Discussion avec ma chaussette
– Tu as l’air bien triste !
– Oui je le suis
– Pourquoi donc ?
– Et bien j’ai perdu ma sœur. Maintenant ma vie ne sera plus comme avant. Une sœur est très importante pour une chaussette. On a fière allure lorsqu’on est toutes les deux côte à côte, c’est très harmonieux et esthétique, agréable à regarder, pas de faute de goût. On fait la paire tu comprends.

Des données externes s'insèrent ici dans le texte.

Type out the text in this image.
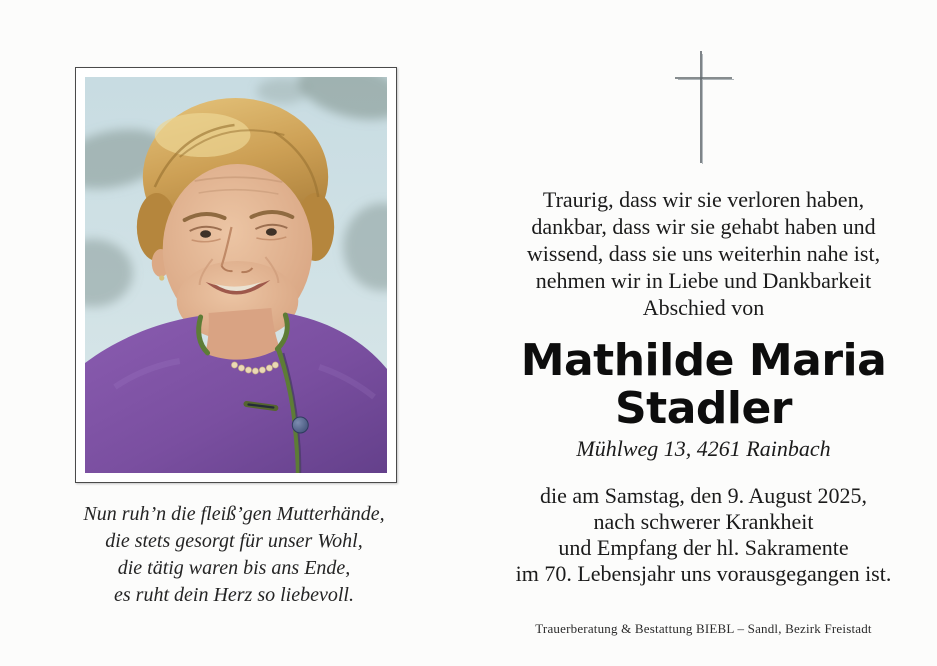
Nun ruh’n die fleiß’gen Mutterhände,
die stets gesorgt für unser Wohl,
die tätig waren bis ans Ende,
es ruht dein Herz so liebevoll.
Traurig, dass wir sie verloren haben,
dankbar, dass wir sie gehabt haben und
wissend, dass sie uns weiterhin nahe ist,
nehmen wir in Liebe und Dankbarkeit
Abschied von
Mathilde Maria
Stadler
Mühlweg 13, 4261 Rainbach
die am Samstag, den 9. August 2025,
nach schwerer Krankheit
und Empfang der hl. Sakramente
im 70. Lebensjahr uns vorausgegangen ist.
Trauerberatung & Bestattung BIEBL – Sandl, Bezirk Freistadt
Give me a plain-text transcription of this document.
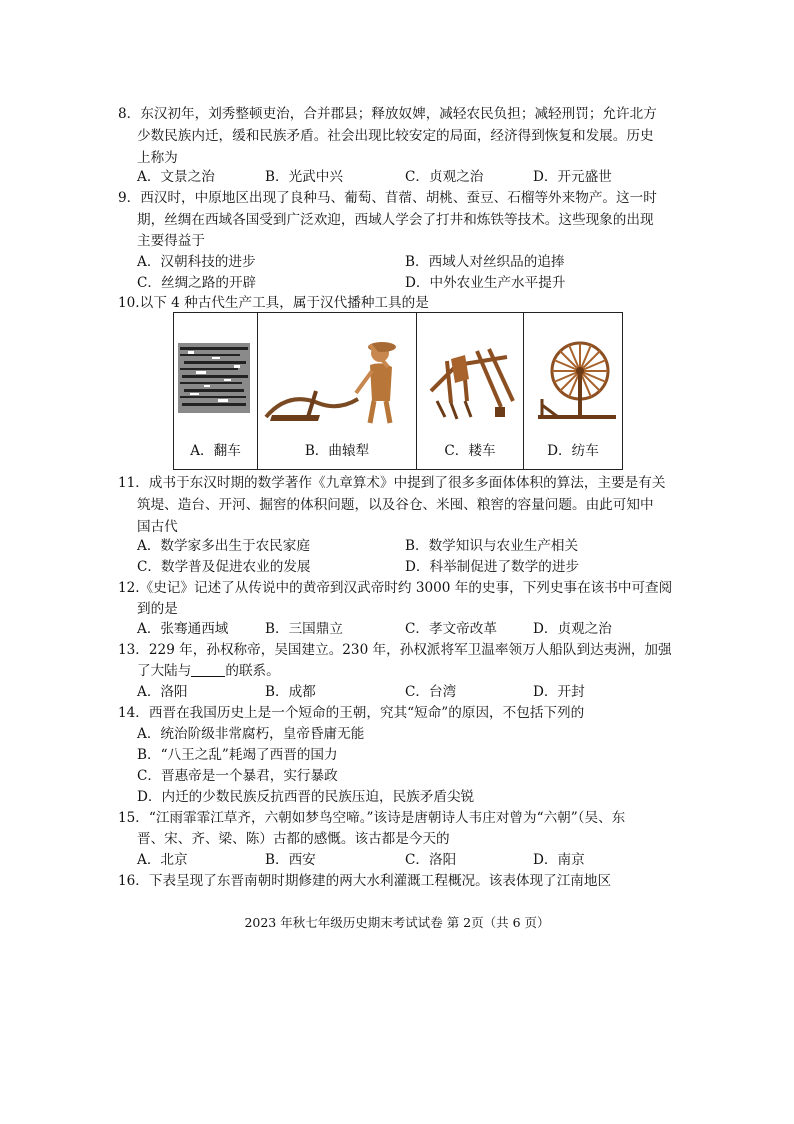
8．东汉初年，刘秀整顿吏治，合并郡县；释放奴婢，减轻农民负担；减轻刑罚；允许北方
少数民族内迁，缓和民族矛盾。社会出现比较安定的局面，经济得到恢复和发展。历史
上称为
A．文景之治	B．光武中兴	C．贞观之治	D．开元盛世
9．西汉时，中原地区出现了良种马、葡萄、苜蓿、胡桃、蚕豆、石榴等外来物产。这一时
期，丝绸在西域各国受到广泛欢迎，西域人学会了打井和炼铁等技术。这些现象的出现
主要得益于
A．汉朝科技的进步	B．西域人对丝织品的追捧
C．丝绸之路的开辟	D．中外农业生产水平提升
10.以下 4 种古代生产工具，属于汉代播种工具的是
A．翻车	B．曲辕犁	C．耧车	D．纺车
11．成书于东汉时期的数学著作《九章算术》中提到了很多多面体体积的算法，主要是有关
筑堤、造台、开河、掘窖的体积问题，以及谷仓、米囤、粮窖的容量问题。由此可知中
国古代
A．数学家多出生于农民家庭	B．数学知识与农业生产相关
C．数学普及促进农业的发展	D．科举制促进了数学的进步
12.《史记》记述了从传说中的黄帝到汉武帝时约 3000 年的史事，下列史事在该书中可查阅
到的是
A．张骞通西域	B．三国鼎立	C．孝文帝改革	D．贞观之治
13．229 年，孙权称帝，吴国建立。230 年，孙权派将军卫温率领万人船队到达夷洲，加强
了大陆与	的联系。
A．洛阳	B．成都	C．台湾	D．开封
14．西晋在我国历史上是一个短命的王朝，究其“短命”的原因，不包括下列的
A．统治阶级非常腐朽，皇帝昏庸无能
B．“八王之乱”耗竭了西晋的国力
C．晋惠帝是一个暴君，实行暴政
D．内迁的少数民族反抗西晋的民族压迫，民族矛盾尖锐
15．“江雨霏霏江草齐，六朝如梦鸟空啼。”该诗是唐朝诗人韦庄对曾为“六朝”（吴、东
晋、宋、齐、梁、陈）古都的感慨。该古都是今天的
A．北京	B．西安	C．洛阳	D．南京
16．下表呈现了东晋南朝时期修建的两大水利灌溉工程概况。该表体现了江南地区
2023 年秋七年级历史期末考试试卷 第 2页（共 6 页）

– Oui je comprends, malheureusement ça arrive souvent. Et je sais combien il est important pour une chaussette d’avoir une sœur qui lui ressemble, c’est son vis à vis, sa compagne de tous les jours. c’est très rassurant.

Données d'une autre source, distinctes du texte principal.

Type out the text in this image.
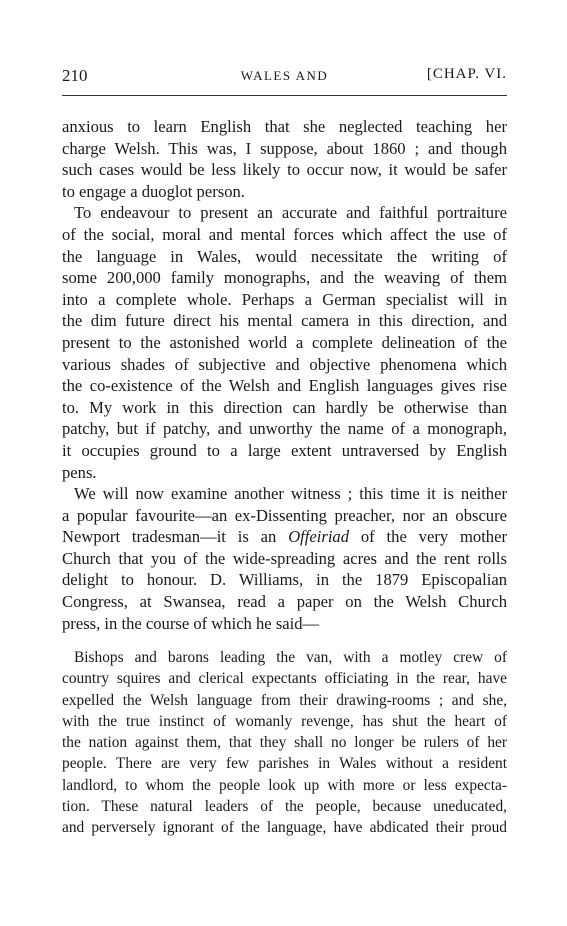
210	WALES AND	[CHAP. VI.
anxious to learn English that she neglected teaching her
charge Welsh. This was, I suppose, about 1860 ; and though
such cases would be less likely to occur now, it would be safer
to engage a duoglot person.
To endeavour to present an accurate and faithful portraiture
of the social, moral and mental forces which affect the use of
the language in Wales, would necessitate the writing of
some 200,000 family monographs, and the weaving of them
into a complete whole. Perhaps a German specialist will in
the dim future direct his mental camera in this direction, and
present to the astonished world a complete delineation of the
various shades of subjective and objective phenomena which
the co-existence of the Welsh and English languages gives rise
to. My work in this direction can hardly be otherwise than
patchy, but if patchy, and unworthy the name of a monograph,
it occupies ground to a large extent untraversed by English
pens.
We will now examine another witness ; this time it is neither
a popular favourite—an ex-Dissenting preacher, nor an obscure
Newport tradesman—it is an Offeiriad of the very mother
Church that you of the wide-spreading acres and the rent rolls
delight to honour. D. Williams, in the 1879 Episcopalian
Congress, at Swansea, read a paper on the Welsh Church
press, in the course of which he said—
Bishops and barons leading the van, with a motley crew of
country squires and clerical expectants officiating in the rear, have
expelled the Welsh language from their drawing-rooms ; and she,
with the true instinct of womanly revenge, has shut the heart of
the nation against them, that they shall no longer be rulers of her
people. There are very few parishes in Wales without a resident
landlord, to whom the people look up with more or less expecta-
tion. These natural leaders of the people, because uneducated,
and perversely ignorant of the language, have abdicated their proud
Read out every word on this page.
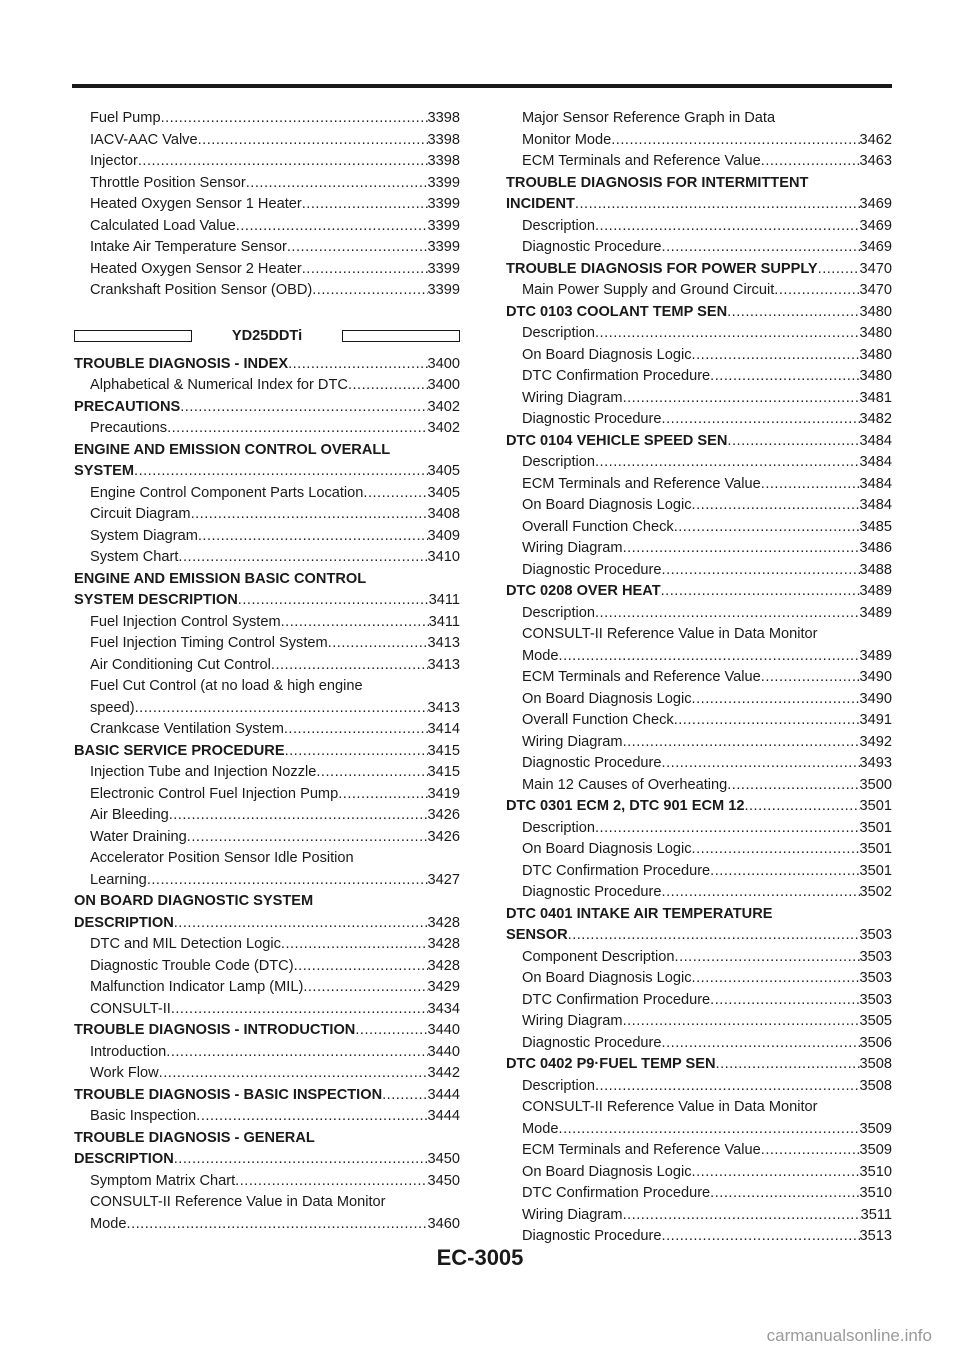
Fuel Pump .....	3398
IACV-AAC Valve .....	3398
Injector .....	3398
Throttle Position Sensor .....	3399
Heated Oxygen Sensor 1 Heater .....	3399
Calculated Load Value .....	3399
Intake Air Temperature Sensor .....	3399
Heated Oxygen Sensor 2 Heater .....	3399
Crankshaft Position Sensor (OBD) .....	3399
YD25DDTi
TROUBLE DIAGNOSIS - INDEX .....	3400
Alphabetical & Numerical Index for DTC .....	3400
PRECAUTIONS .....	3402
Precautions .....	3402
ENGINE AND EMISSION CONTROL OVERALL
SYSTEM .....	3405
Engine Control Component Parts Location .....	3405
Circuit Diagram .....	3408
System Diagram .....	3409
System Chart .....	3410
ENGINE AND EMISSION BASIC CONTROL
SYSTEM DESCRIPTION .....	3411
Fuel Injection Control System .....	3411
Fuel Injection Timing Control System .....	3413
Air Conditioning Cut Control .....	3413
Fuel Cut Control (at no load & high engine
speed) .....	3413
Crankcase Ventilation System .....	3414
BASIC SERVICE PROCEDURE .....	3415
Injection Tube and Injection Nozzle .....	3415
Electronic Control Fuel Injection Pump .....	3419
Air Bleeding .....	3426
Water Draining .....	3426
Accelerator Position Sensor Idle Position
Learning .....	3427
ON BOARD DIAGNOSTIC SYSTEM
DESCRIPTION .....	3428
DTC and MIL Detection Logic .....	3428
Diagnostic Trouble Code (DTC) .....	3428
Malfunction Indicator Lamp (MIL) .....	3429
CONSULT-II .....	3434
TROUBLE DIAGNOSIS - INTRODUCTION .....	3440
Introduction .....	3440
Work Flow .....	3442
TROUBLE DIAGNOSIS - BASIC INSPECTION .....	3444
Basic Inspection .....	3444
TROUBLE DIAGNOSIS - GENERAL
DESCRIPTION .....	3450
Symptom Matrix Chart .....	3450
CONSULT-II Reference Value in Data Monitor
Mode .....	3460
Major Sensor Reference Graph in Data
Monitor Mode .....	3462
ECM Terminals and Reference Value .....	3463
TROUBLE DIAGNOSIS FOR INTERMITTENT
INCIDENT .....	3469
Description .....	3469
Diagnostic Procedure .....	3469
TROUBLE DIAGNOSIS FOR POWER SUPPLY .....	3470
Main Power Supply and Ground Circuit .....	3470
DTC 0103 COOLANT TEMP SEN .....	3480
Description .....	3480
On Board Diagnosis Logic .....	3480
DTC Confirmation Procedure .....	3480
Wiring Diagram .....	3481
Diagnostic Procedure .....	3482
DTC 0104 VEHICLE SPEED SEN .....	3484
Description .....	3484
ECM Terminals and Reference Value .....	3484
On Board Diagnosis Logic .....	3484
Overall Function Check .....	3485
Wiring Diagram .....	3486
Diagnostic Procedure .....	3488
DTC 0208 OVER HEAT .....	3489
Description .....	3489
CONSULT-II Reference Value in Data Monitor
Mode .....	3489
ECM Terminals and Reference Value .....	3490
On Board Diagnosis Logic .....	3490
Overall Function Check .....	3491
Wiring Diagram .....	3492
Diagnostic Procedure .....	3493
Main 12 Causes of Overheating .....	3500
DTC 0301 ECM 2, DTC 901 ECM 12 .....	3501
Description .....	3501
On Board Diagnosis Logic .....	3501
DTC Confirmation Procedure .....	3501
Diagnostic Procedure .....	3502
DTC 0401 INTAKE AIR TEMPERATURE
SENSOR .....	3503
Component Description .....	3503
On Board Diagnosis Logic .....	3503
DTC Confirmation Procedure .....	3503
Wiring Diagram .....	3505
Diagnostic Procedure .....	3506
DTC 0402 P9·FUEL TEMP SEN .....	3508
Description .....	3508
CONSULT-II Reference Value in Data Monitor
Mode .....	3509
ECM Terminals and Reference Value .....	3509
On Board Diagnosis Logic .....	3510
DTC Confirmation Procedure .....	3510
Wiring Diagram .....	3511
Diagnostic Procedure .....	3513
EC-3005
carmanualsonline.info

Et d’avoir cette impression que la vie s’arrête, qu’on ne peut plus continuer, qu’on est juste bon à rester dans un tiroir pour ne plus jamais en sortir. c’est tellement pénible.

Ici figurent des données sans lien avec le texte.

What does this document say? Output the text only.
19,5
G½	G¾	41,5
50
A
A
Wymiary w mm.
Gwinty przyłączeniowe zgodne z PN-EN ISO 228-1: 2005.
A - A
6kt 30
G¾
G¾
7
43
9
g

– Oui, c’est exactement ça. Mon histoire est sans issue.
– C’est un point de vue.
– Une fois que tu es reléguée au fond d’un tiroir, c’est rare qu’une main charitable vienne te sortir de là. Tu ne sers plus à rien…
– Ah une main charitable qui vienne te sortir de là ! Ne crois tu pas que si tu restes au fond de ton tiroir bien loin de l’issue, la main charitable avec toute sa bonne volonté aura bien du mal à venir te chercher et encore faut il qu’elle sache que tu es là et que tu as besoin d aide.
j’ai une issue à te proposer : sais tu que tu n’es pas responsables de ce qui t’arrive mais tu es responsable de ce que tu fais de ce qui t’est arrivé.
( à elle même) je ne suis pas responsable de ce qui m’arrive, mais de ce que je fais de ce qui m’est arrivé hum.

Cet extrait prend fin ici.